2. The package was improperly hand addressed – wrong street name.

3. There was no return address label or indication of the sender of the package.

4. The typed letter inside was addressed to a different name than was on the envelope.
– My name was correctly spelled on the envelope (handwritten). Terance. This is odd because you would expect the envelope to have been addressed by copying from the letter.
– The letter was addressed to Thomas.
– My correct name is on each and every one of the fifteen additional documents included in the package.

5. The letter was written on October 12, 2011. The package was mailed on October 19, 2011 a full week later. As there was little care to the packaging or addressing, would it take a week from desk to mailroom?

6. When using that type of mailing label for postage, the postage may be post dated 7 days in advance. The package must be posted on the date on the label.

7. The letter refers to a File No. which is not included.

8. The letter is not signed by an identifiable signature.

9. The letter includes a non-working phone number to contact with questions.

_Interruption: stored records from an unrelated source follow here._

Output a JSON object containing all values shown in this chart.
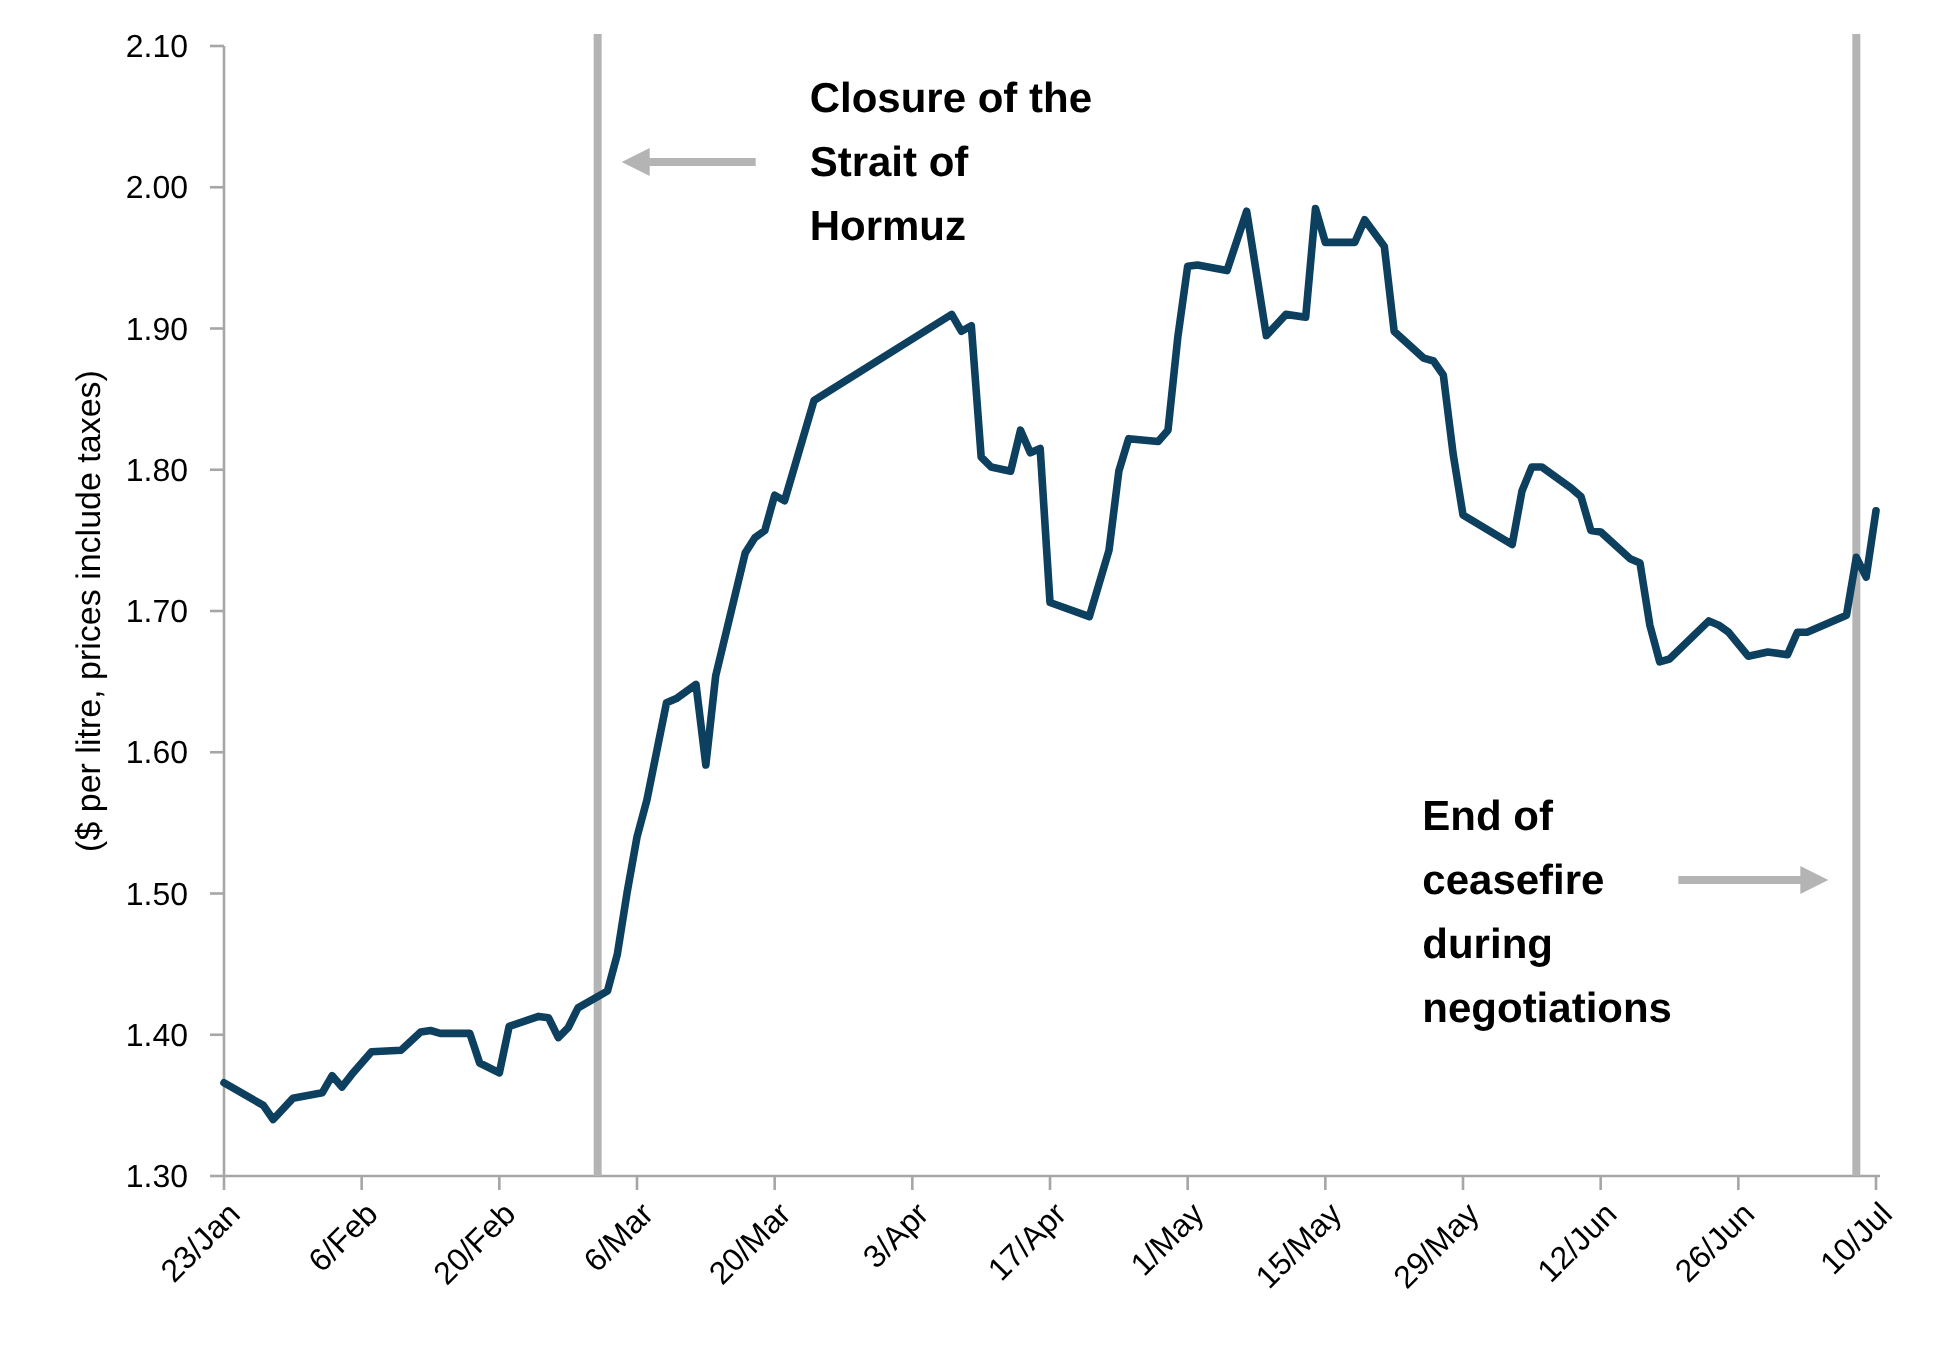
{
  "chart_data": {
    "type": "line",
    "ylabel": "($ per litre, prices include taxes)",
    "color": "#0d3f5f",
    "x": [
      "--01-23",
      "--01-27",
      "--01-28",
      "--01-30",
      "--02-02",
      "--02-03",
      "--02-04",
      "--02-05",
      "--02-07",
      "--02-10",
      "--02-12",
      "--02-13",
      "--02-14",
      "--02-17",
      "--02-18",
      "--02-20",
      "--02-21",
      "--02-24",
      "--02-25",
      "--02-26",
      "--02-27",
      "--02-28",
      "--03-03",
      "--03-04",
      "--03-05",
      "--03-06",
      "--03-07",
      "--03-09",
      "--03-10",
      "--03-12",
      "--03-13",
      "--03-14",
      "--03-17",
      "--03-18",
      "--03-19",
      "--03-20",
      "--03-21",
      "--03-24",
      "--04-07",
      "--04-08",
      "--04-09",
      "--04-10",
      "--04-11",
      "--04-13",
      "--04-14",
      "--04-15",
      "--04-16",
      "--04-17",
      "--04-21",
      "--04-23",
      "--04-24",
      "--04-25",
      "--04-28",
      "--04-29",
      "--04-30",
      "--05-01",
      "--05-02",
      "--05-05",
      "--05-07",
      "--05-09",
      "--05-11",
      "--05-13",
      "--05-14",
      "--05-15",
      "--05-18",
      "--05-19",
      "--05-21",
      "--05-22",
      "--05-25",
      "--05-26",
      "--05-27",
      "--05-28",
      "--05-29",
      "--06-03",
      "--06-04",
      "--06-05",
      "--06-06",
      "--06-09",
      "--06-10",
      "--06-11",
      "--06-12",
      "--06-15",
      "--06-16",
      "--06-17",
      "--06-18",
      "--06-19",
      "--06-23",
      "--06-24",
      "--06-25",
      "--06-27",
      "--06-29",
      "--07-01",
      "--07-02",
      "--07-03",
      "--07-07",
      "--07-08",
      "--07-09",
      "--07-10"
    ],
    "values": [
      1.366,
      1.35,
      1.34,
      1.355,
      1.359,
      1.371,
      1.363,
      1.372,
      1.388,
      1.389,
      1.402,
      1.403,
      1.401,
      1.401,
      1.38,
      1.373,
      1.406,
      1.413,
      1.412,
      1.398,
      1.405,
      1.419,
      1.431,
      1.457,
      1.501,
      1.54,
      1.566,
      1.635,
      1.638,
      1.648,
      1.591,
      1.654,
      1.741,
      1.752,
      1.757,
      1.782,
      1.778,
      1.849,
      1.91,
      1.898,
      1.902,
      1.809,
      1.802,
      1.799,
      1.828,
      1.812,
      1.815,
      1.706,
      1.696,
      1.743,
      1.799,
      1.822,
      1.82,
      1.828,
      1.894,
      1.944,
      1.945,
      1.941,
      1.983,
      1.895,
      1.91,
      1.908,
      1.985,
      1.961,
      1.961,
      1.977,
      1.958,
      1.898,
      1.879,
      1.877,
      1.867,
      1.811,
      1.768,
      1.747,
      1.785,
      1.802,
      1.802,
      1.787,
      1.781,
      1.757,
      1.756,
      1.737,
      1.734,
      1.69,
      1.664,
      1.666,
      1.693,
      1.69,
      1.685,
      1.668,
      1.671,
      1.669,
      1.685,
      1.685,
      1.697,
      1.738,
      1.724,
      1.771
    ],
    "xlim": [
      "--01-23",
      "--07-10"
    ],
    "xticks": [
      {
        "value": "--01-23",
        "label": "23/Jan"
      },
      {
        "value": "--02-06",
        "label": "6/Feb"
      },
      {
        "value": "--02-20",
        "label": "20/Feb"
      },
      {
        "value": "--03-06",
        "label": "6/Mar"
      },
      {
        "value": "--03-20",
        "label": "20/Mar"
      },
      {
        "value": "--04-03",
        "label": "3/Apr"
      },
      {
        "value": "--04-17",
        "label": "17/Apr"
      },
      {
        "value": "--05-01",
        "label": "1/May"
      },
      {
        "value": "--05-15",
        "label": "15/May"
      },
      {
        "value": "--05-29",
        "label": "29/May"
      },
      {
        "value": "--06-12",
        "label": "12/Jun"
      },
      {
        "value": "--06-26",
        "label": "26/Jun"
      },
      {
        "value": "--07-10",
        "label": "10/Jul"
      }
    ],
    "ylim": [
      1.3,
      2.1
    ],
    "yticks": [
      {
        "value": 1.3,
        "label": "1.30"
      },
      {
        "value": 1.4,
        "label": "1.40"
      },
      {
        "value": 1.5,
        "label": "1.50"
      },
      {
        "value": 1.6,
        "label": "1.60"
      },
      {
        "value": 1.7,
        "label": "1.70"
      },
      {
        "value": 1.8,
        "label": "1.80"
      },
      {
        "value": 1.9,
        "label": "1.90"
      },
      {
        "value": 2.0,
        "label": "2.00"
      },
      {
        "value": 2.1,
        "label": "2.10"
      }
    ],
    "ref_lines": [
      {
        "axis": "x",
        "value": "--03-02",
        "color": "#b4b4b4"
      },
      {
        "axis": "x",
        "value": "--07-08",
        "color": "#b4b4b4"
      }
    ],
    "annotations": [
      "Closure of the Strait of Hormuz",
      "End of ceasefire during negotiations"
    ]
  }
}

10. When the department referenced in the letter was contacted it was indicated they had no knowledge of the document or the package.

11. The referenced department also additionally indicated they would not have handled the document, it would have been forwarded to another office.

12. The zip code that the document was posted from is correct, but not from the office which would have handled the issue.

13. The documents included were ones which I had hand delivered on March 17, 2011. There was no reason to return the documents to me. They were copies.

14. When I contacted the department about the letter and the documents, it was suggested I take everything to the FBI office in Fort Washington, PA to be evaluated.

15. The letterhead used for the letter inside was from the FBI in Philadelphia.

16. The documents were the ones I had delivered on March 17, 2011 to the FBI Philadelphia.

17. The person I spoke to was an FBI agent. (Whom I promised never to name on this blog. Promise kept.)

18. The person I spoke to was also the person I referenced in a previous post regarding surveillance.

There are so many anomalies with this package that it is difficult to believe the veracity of the package. I am working an angle on finding out the sender, but unfortunately I am too afraid to take it to the FBI alone.

The FBI has never returned any other documents provided. I believe the private investigator involved is comprised of former FBI agents. I believe someone at the FBI is covering up for the breach caused by their former employees who know the departments tactics – and they may have compromised the FBI investigative abilities by pretending to be the FBI.

The metered mailing label includes an indicia.

Each “indicium” or “indicia” is completely unique and includes information about delivery and who mailed the mailpiece. Because the indicium carries information about who created the indicium, the USPS should be able to trace the indicium to the creator and identify them.